Mealybug is one of the culprits that cause why snake plant die. These soft-bodied, pink insects are covered by a white, waxy, almost cotton-like material. In addition to keeping them warm, the cottony fluff also prevents moisture loss. A Mealybug colony can be found on the leaves of a snake plant near the soil surface, in somewhat protected areas. Mealybugs do not have scale covering, but they do have legs that remain attached throughout their life cycle, enabling them to move. The citrus mealybug is the most common species of mealybug found on succulent plants, such as the Snake Plant. The eggs are laid inside white cottony threads and then perish within 5 – 10 days.
Symptoms And Treatment
Mealybugs inject a toxin into leaves when they feed on the plant’s fluid, which results in deformed or stunted leaf growth. Additionally, mealybugs excrete honeydew, a sugary, sticky liquid that encourages sooty mold growth. It is possible for healthy plants to survive a slight infestation as long as their health is overall good. When leaves are not treated, they become yellow, curled, and fall off.

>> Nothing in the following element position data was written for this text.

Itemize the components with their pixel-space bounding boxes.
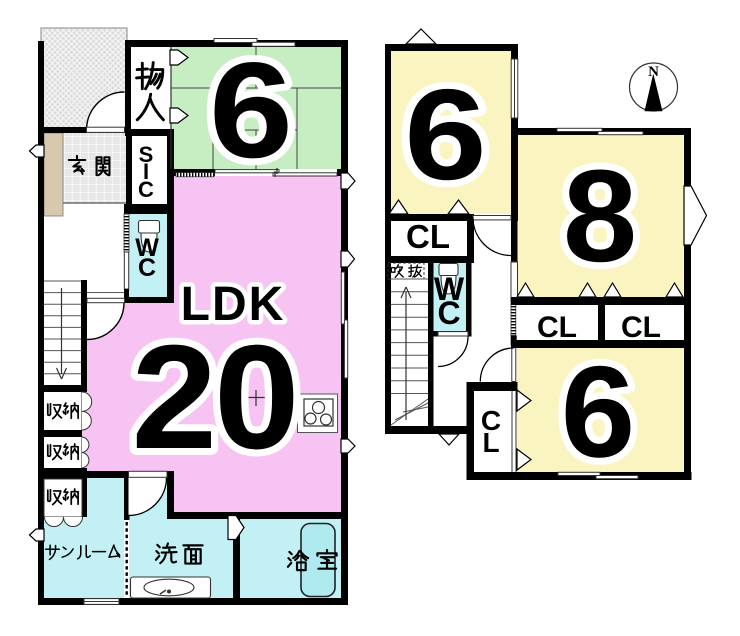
svg-text:C: C [138, 254, 156, 282]
svg-text:CL: CL [537, 311, 577, 344]
svg-text:L: L [482, 427, 499, 458]
svg-text:6: 6 [404, 63, 487, 207]
svg-text:C: C [138, 177, 154, 202]
svg-text:N: N [648, 64, 659, 80]
svg-text:CL: CL [406, 218, 450, 255]
svg-text:6: 6 [561, 339, 635, 484]
svg-text:6: 6 [209, 35, 293, 186]
svg-text:C: C [437, 295, 460, 331]
svg-text:8: 8 [563, 143, 637, 290]
svg-text:20: 20 [132, 314, 297, 480]
svg-text:CL: CL [621, 311, 661, 344]
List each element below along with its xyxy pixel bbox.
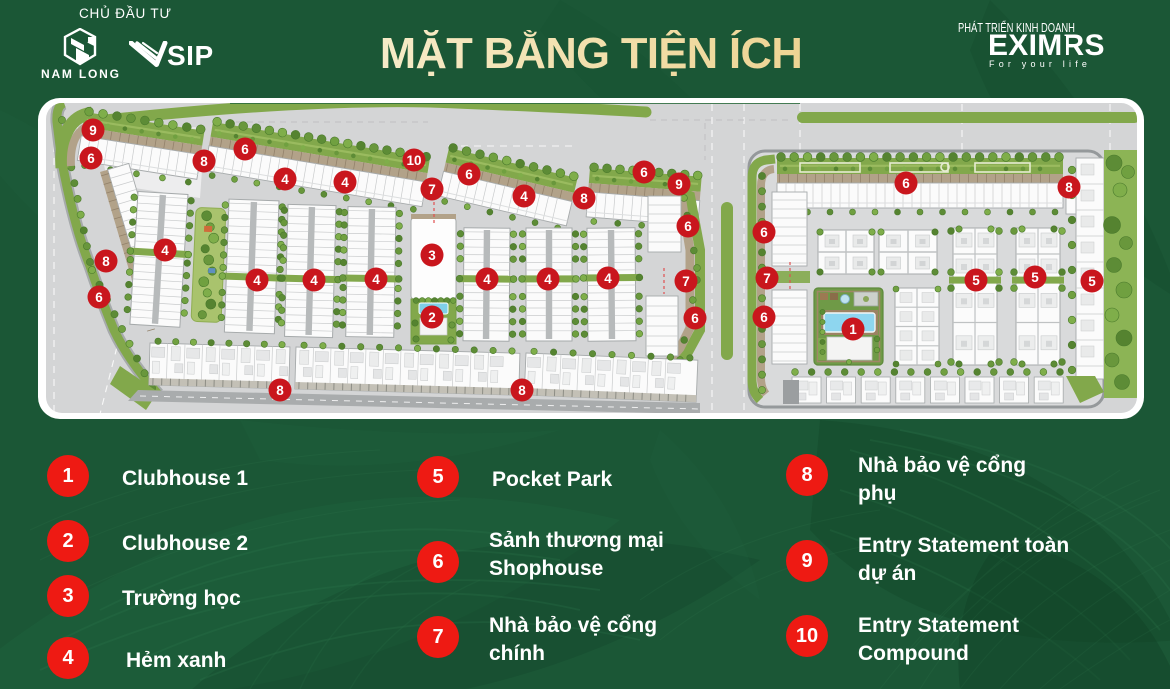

Snake Plants can be treated for mealybugs by picking the adults and egg masses off or wiping them with rubbing alcohol-soaked cloths or cotton swabs. Make sure to spot test an inconspicuous area of your plant before using rubbing alcohol; Snake Plant leaves are typically strong enough to withstand rubbing alcohol, but it is best to double check. As soon as you bring new plants into your house, carefully inspect them, since mealybugs are easily transported from one plant to the next. Protect healthy plants from infected plants by quarantining them.

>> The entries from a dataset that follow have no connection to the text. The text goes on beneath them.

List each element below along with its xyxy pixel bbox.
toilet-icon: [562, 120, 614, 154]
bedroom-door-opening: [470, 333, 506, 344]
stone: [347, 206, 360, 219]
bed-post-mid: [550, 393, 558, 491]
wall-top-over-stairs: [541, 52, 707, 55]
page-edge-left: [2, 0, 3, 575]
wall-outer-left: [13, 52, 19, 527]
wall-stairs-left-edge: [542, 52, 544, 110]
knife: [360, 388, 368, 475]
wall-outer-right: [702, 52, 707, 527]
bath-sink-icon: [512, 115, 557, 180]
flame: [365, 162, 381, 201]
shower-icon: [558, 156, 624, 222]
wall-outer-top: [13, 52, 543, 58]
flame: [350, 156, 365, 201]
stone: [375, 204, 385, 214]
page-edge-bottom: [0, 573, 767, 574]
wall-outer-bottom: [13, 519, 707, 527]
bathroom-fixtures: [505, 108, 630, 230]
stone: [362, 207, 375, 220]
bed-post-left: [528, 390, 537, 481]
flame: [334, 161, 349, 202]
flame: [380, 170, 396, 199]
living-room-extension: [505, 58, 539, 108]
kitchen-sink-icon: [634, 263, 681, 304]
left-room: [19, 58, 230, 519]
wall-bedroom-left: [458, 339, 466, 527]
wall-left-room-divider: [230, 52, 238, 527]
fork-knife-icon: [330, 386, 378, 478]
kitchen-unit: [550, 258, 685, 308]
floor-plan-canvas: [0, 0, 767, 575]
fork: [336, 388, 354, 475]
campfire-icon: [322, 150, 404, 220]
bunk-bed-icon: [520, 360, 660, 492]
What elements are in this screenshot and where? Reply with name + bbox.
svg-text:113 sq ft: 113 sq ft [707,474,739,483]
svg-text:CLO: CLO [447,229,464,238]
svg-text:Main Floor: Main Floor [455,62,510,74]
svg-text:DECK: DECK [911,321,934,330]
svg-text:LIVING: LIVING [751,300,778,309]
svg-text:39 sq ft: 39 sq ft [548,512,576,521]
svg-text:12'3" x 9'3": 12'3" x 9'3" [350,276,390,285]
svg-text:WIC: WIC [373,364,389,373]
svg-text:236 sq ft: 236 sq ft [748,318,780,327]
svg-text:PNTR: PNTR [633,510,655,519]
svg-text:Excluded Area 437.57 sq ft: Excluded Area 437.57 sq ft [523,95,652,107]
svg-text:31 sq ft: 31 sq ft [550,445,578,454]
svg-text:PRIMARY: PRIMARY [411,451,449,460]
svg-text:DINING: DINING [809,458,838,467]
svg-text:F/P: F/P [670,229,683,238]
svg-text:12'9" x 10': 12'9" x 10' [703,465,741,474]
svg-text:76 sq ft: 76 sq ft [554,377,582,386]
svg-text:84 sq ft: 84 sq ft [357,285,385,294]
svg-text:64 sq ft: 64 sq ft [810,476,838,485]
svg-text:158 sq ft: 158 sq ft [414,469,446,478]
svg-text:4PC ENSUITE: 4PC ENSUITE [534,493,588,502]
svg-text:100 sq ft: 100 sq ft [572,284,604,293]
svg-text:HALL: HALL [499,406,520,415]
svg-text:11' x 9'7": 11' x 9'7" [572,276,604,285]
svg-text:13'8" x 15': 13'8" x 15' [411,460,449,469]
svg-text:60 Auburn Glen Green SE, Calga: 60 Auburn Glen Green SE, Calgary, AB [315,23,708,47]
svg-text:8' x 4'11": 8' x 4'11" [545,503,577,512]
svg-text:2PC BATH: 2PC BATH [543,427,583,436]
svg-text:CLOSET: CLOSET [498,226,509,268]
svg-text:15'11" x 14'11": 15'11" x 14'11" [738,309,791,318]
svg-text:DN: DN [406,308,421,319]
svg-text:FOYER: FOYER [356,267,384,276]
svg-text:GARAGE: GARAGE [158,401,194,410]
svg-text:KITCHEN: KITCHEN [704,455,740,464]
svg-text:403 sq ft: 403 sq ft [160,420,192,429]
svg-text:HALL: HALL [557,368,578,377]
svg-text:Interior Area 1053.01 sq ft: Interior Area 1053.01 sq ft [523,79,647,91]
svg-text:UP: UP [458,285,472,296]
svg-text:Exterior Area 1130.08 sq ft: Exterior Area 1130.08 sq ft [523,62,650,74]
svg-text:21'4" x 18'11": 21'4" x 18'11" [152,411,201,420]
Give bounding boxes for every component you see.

The tiny sucking insects feed on the undersides of leaves, causing havoc to indoor houseplants. Snake Plants have a waxy coating on the leaves, which spider mites open to access the internal fluids. Oftentimes, a heavy infestation of spider mites will not be noticed until plants show physical symptoms of damage; this is one of the biggest challenges associated with spider mites.
Symptoms And Treatment
Leaves can be stippled with discoloration, or turn yellow overall. Plants may also display fine spider webs between leaves or at the base of the plant. To remove spider mites, spray your plant with water or insecticidal soap, then wipe the leaves with a clean, soft cloth. The plant can also be turned upside down in the shower, sink, or washbasin and washed with tepid water. The leaves affected by a severe infestation need to be pruned. Snake Plant leaves should be dusted regularly to prevent spider mite nests from forming. Additionally, keep your plants fresher by maintaining higher humidity. Spider mites like dry conditions and these mites may be one of reasons why snake plant die.